Walking through the cobbled streets of the old town, very “lived” by all, young and old, they will find very specialized shops as Meghy Costumes D’epoque of Ramona D’aloisio (Via Albricci 7, +39 0831734402) when browsing and feel immersed in other times of knights and ladies! In the modern part of town, however, it is the temple of gourmets: Macelleria Carone (Via Nino Bixio 38, +39 0831 777399 – +39 346 6346509) active since 1951, offers quality food, exquisite cheeses and all kinds of cut of meat local and not. If you enter you can not come out empty-handed. To rest mind and limbs we chose a structure outside the country, Masseria Baroni Nuovi (we talk in Sogni d’oro:, surrounded by green fields of artichokes and olive groves: coming in the evening you bring another dimension of time and of space. It seems, in fact, between rows of cypress trees and minor banks dense fog, to walk the streets of the Tuscan countryside.
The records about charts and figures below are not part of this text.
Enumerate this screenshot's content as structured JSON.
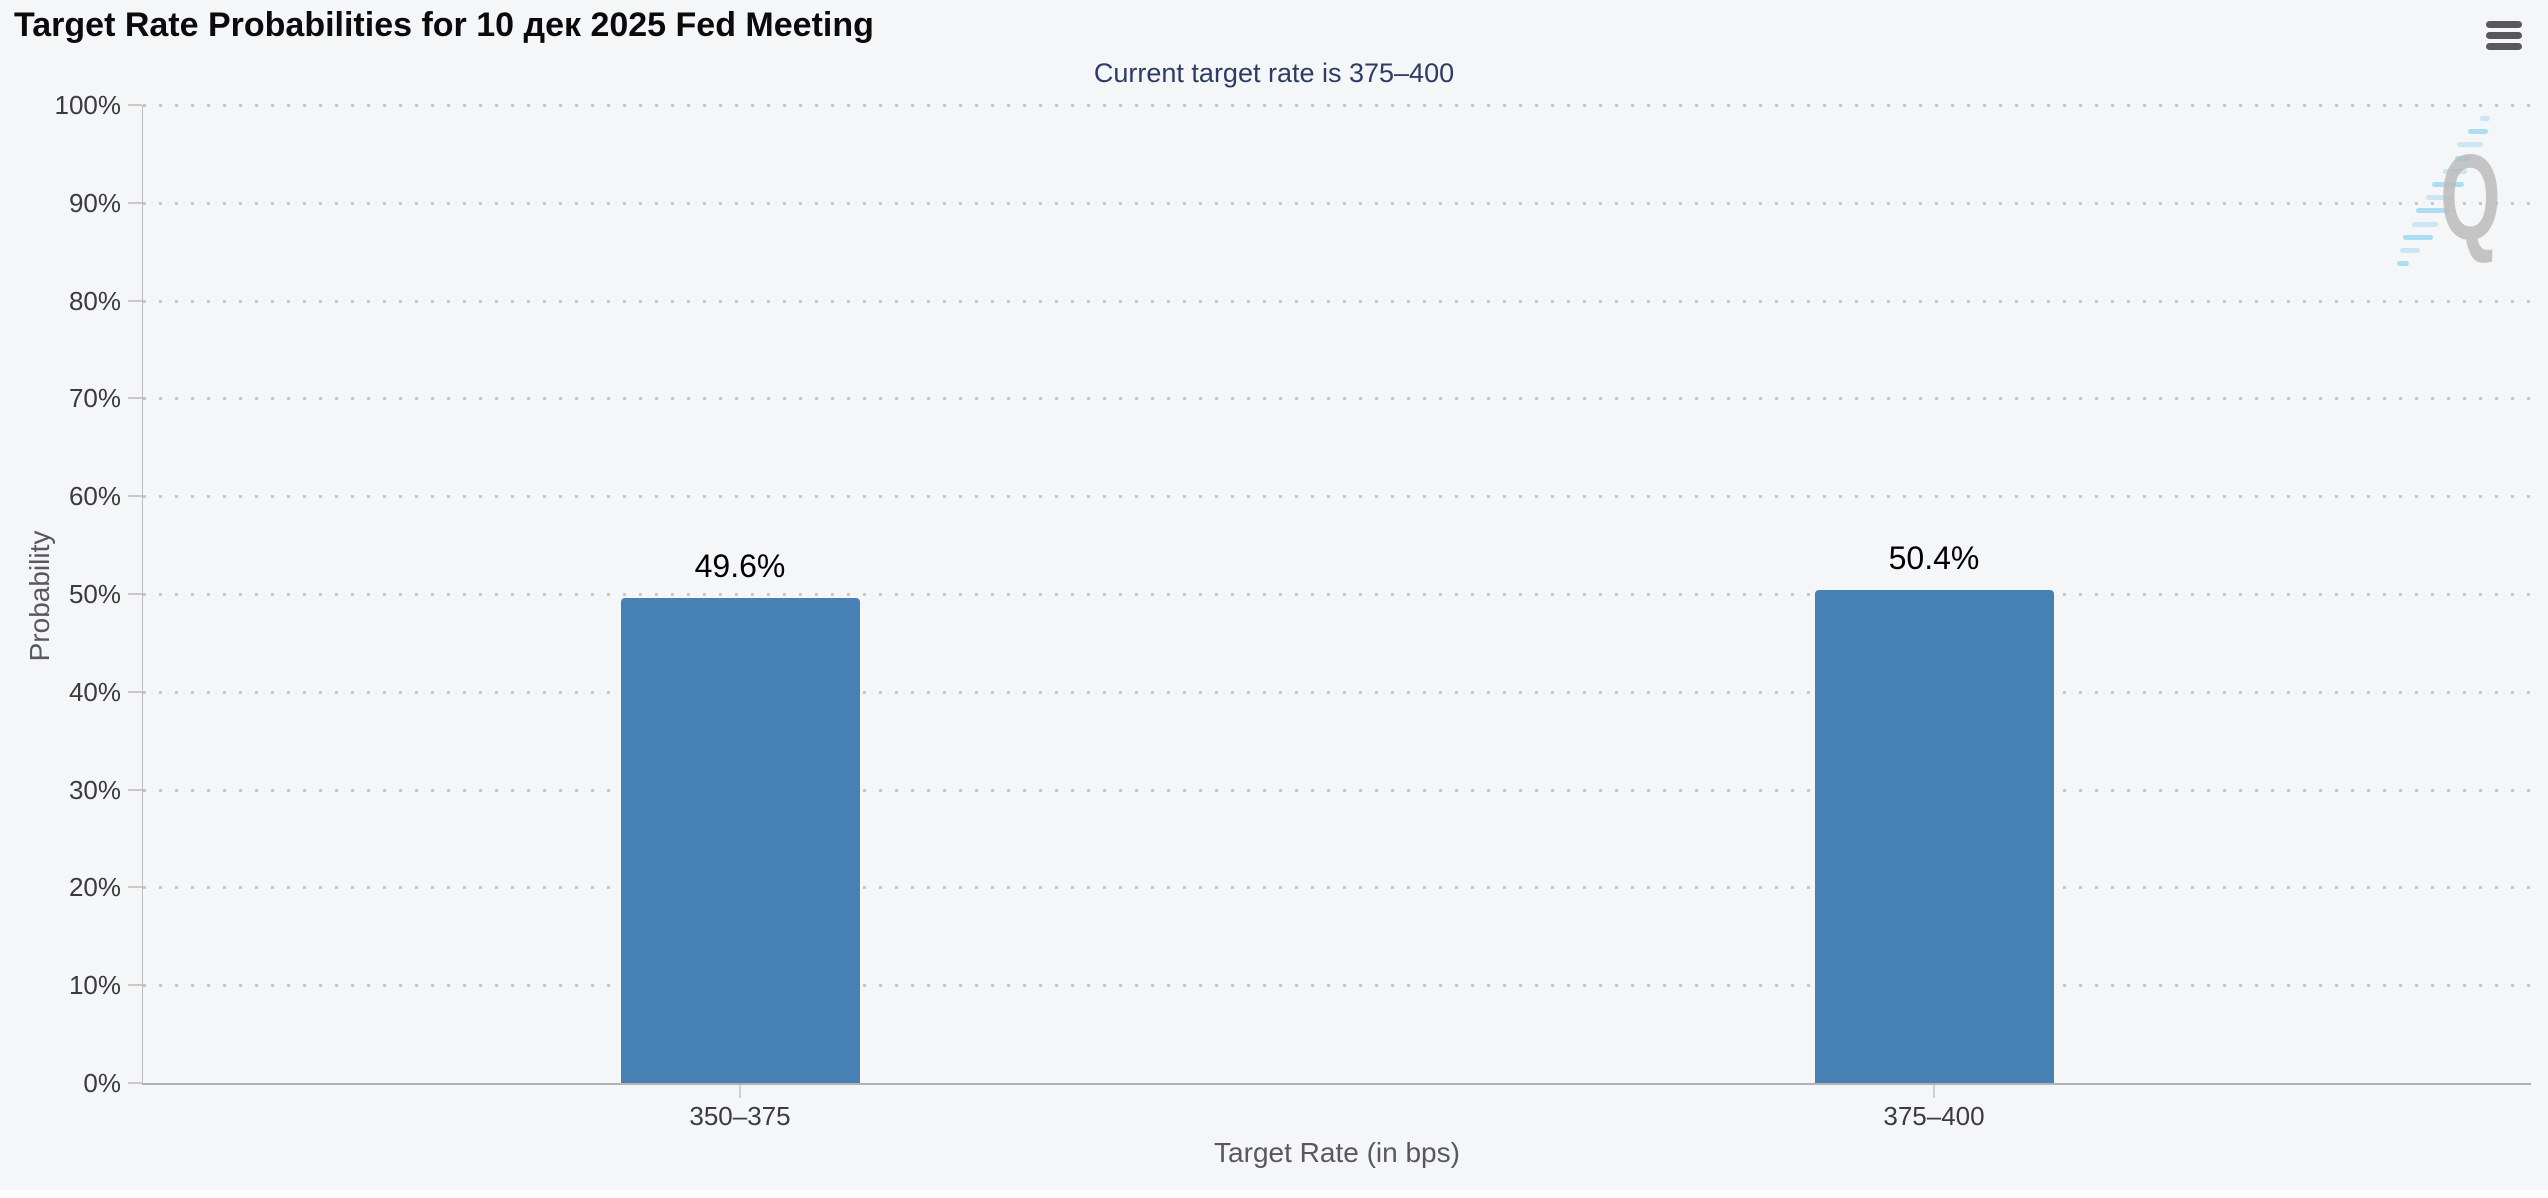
{
  "chart_data": {
    "type": "bar",
    "title": "Target Rate Probabilities for 10 дек 2025 Fed Meeting",
    "subtitle": "Current target rate is 375–400",
    "xlabel": "Target Rate (in bps)",
    "ylabel": "Probability",
    "categories": [
      "350–375",
      "375–400"
    ],
    "values": [
      49.6,
      50.4
    ],
    "value_labels": [
      "49.6%",
      "50.4%"
    ],
    "ylim": [
      0,
      100
    ],
    "yticks": [
      0,
      10,
      20,
      30,
      40,
      50,
      60,
      70,
      80,
      90,
      100
    ],
    "ytick_labels": [
      "0%",
      "10%",
      "20%",
      "30%",
      "40%",
      "50%",
      "60%",
      "70%",
      "80%",
      "90%",
      "100%"
    ],
    "grid": "dotted-horizontal",
    "legend": "none",
    "bar_color": "#4680b4",
    "subtitle_color": "#2d3c64",
    "axis_line_color": "#b3b3b3",
    "gridline_color": "#c7c7c8"
  },
  "header": {
    "menu_icon": "hamburger-icon",
    "menu_color": "#59595b"
  },
  "watermark": {
    "letter": "Q",
    "letter_color": "#bcbcbc",
    "stripe_color": "#a5d9f4"
  }
}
We are in Puglia, instead, a part of Puglia today less known but was once a crossroads of cultures and great traffic thanks to its strategic position placed almost in the middle between the Adriatic and the Ionian coast. Come and find out!

(Thanks to IAT and Promocultura Mesagne for some photos posted in the gallery).

This travel blog with the dog is a personal selection of our best experiences, our favorite spots and secrets places around the world curated by Rosalia e Michele.